Explain it differently. Narrative stories transformed into visuals. Data and tables turned into narrative sentences. Video. White boarding. As Dave Gray says in Liminal Thinking, “Drawing things together aligns people on a vision better than words. And if it can’t be drawn, then it can’t be done.”
Draw connections with symphonic thinking. Daniel Pink writes about Symphonic Thinking as an increasingly important ability to draw together disparate things into a whole, to draw connections. I realized in 2016 that symphonic thinking is one of my greatest strengths. Maybe you’re good at it too.
Abstract into a new model. Peter Drucker said that strategic decisions engage with a problem at the highest conceptual level, what’s really at the root of it? And come up with a principal for dealing with it. Mary K Greer says that when you recall a memory from your experience, examining the elements of that experience that stand out in the memory is a powerful way to better understand what’s important to you about life. I think there’s a way that we could take specific information and use it as an opportunity to explore general principles that would be a very valuable contribution to online communication.
Apply a model. I’m not sure what to say about this one, but it’s something I want to explore more in 2018. For example…
Inversion: the practice of exploring how you want to do something by asking how a situation might play out if it went 100% wrong, and then looking at the steps you’d take to do the opposite of that.
Meaning as made of a thing’s context, contrasts, and corollary consequences.
Kirk Borne again once wrote about how data scientists can wrap their minds around really complex data sets by asking which feature of the data is most descriptive, which is most explanatory, and which is most predictive. You can do that with anything.

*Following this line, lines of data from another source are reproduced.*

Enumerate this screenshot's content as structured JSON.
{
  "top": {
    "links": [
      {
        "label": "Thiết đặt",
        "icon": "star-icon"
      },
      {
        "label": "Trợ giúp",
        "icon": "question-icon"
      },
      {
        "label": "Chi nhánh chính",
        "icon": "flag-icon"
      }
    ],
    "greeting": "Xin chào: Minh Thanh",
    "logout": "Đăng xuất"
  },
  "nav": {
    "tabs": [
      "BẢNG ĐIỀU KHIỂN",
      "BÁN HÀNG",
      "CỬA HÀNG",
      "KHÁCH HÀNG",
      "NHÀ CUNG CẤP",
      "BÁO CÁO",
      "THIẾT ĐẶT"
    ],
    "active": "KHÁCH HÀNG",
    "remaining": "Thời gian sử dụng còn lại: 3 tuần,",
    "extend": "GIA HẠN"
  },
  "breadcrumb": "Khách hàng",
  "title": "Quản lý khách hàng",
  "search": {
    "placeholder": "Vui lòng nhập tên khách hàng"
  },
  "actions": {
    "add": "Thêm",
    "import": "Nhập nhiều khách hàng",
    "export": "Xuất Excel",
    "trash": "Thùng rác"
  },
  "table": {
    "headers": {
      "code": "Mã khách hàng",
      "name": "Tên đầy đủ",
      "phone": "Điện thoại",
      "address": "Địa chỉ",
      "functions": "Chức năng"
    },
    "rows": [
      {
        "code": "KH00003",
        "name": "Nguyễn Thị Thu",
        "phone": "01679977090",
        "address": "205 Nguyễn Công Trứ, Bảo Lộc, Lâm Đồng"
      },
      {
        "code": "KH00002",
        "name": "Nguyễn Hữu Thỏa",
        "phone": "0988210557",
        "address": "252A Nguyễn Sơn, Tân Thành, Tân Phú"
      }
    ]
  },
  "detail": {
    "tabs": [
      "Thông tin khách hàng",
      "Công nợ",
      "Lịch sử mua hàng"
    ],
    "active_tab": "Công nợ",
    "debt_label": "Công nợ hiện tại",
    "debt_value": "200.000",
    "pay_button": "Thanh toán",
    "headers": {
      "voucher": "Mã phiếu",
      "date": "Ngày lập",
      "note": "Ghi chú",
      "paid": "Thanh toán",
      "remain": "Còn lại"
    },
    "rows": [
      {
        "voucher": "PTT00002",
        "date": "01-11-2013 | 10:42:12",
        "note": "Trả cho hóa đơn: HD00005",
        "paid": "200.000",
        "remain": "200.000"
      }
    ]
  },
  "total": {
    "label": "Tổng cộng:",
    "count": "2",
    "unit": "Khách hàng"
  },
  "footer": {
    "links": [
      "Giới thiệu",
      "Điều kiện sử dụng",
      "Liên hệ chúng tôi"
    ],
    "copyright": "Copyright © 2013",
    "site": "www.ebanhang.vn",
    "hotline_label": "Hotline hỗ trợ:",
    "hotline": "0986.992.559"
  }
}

Aiming to make a bigger impact through small steps, smartly made: focus, leverage, and acceleration. Focus = sense of destination and direction. Leverage = convincing others to contribute more energy than you have alone. Acceleration = taking time for reflection, learning, and refinement to optimize for non-linear improvement. (John Hagel)
Applying a model to an issue is a way to create, capture, or add value just like applying labor plus capital plus technology to resources.
Those are a few things I’ve got on my mind going into this wild, abundant, frightening year of opportunity. How about you?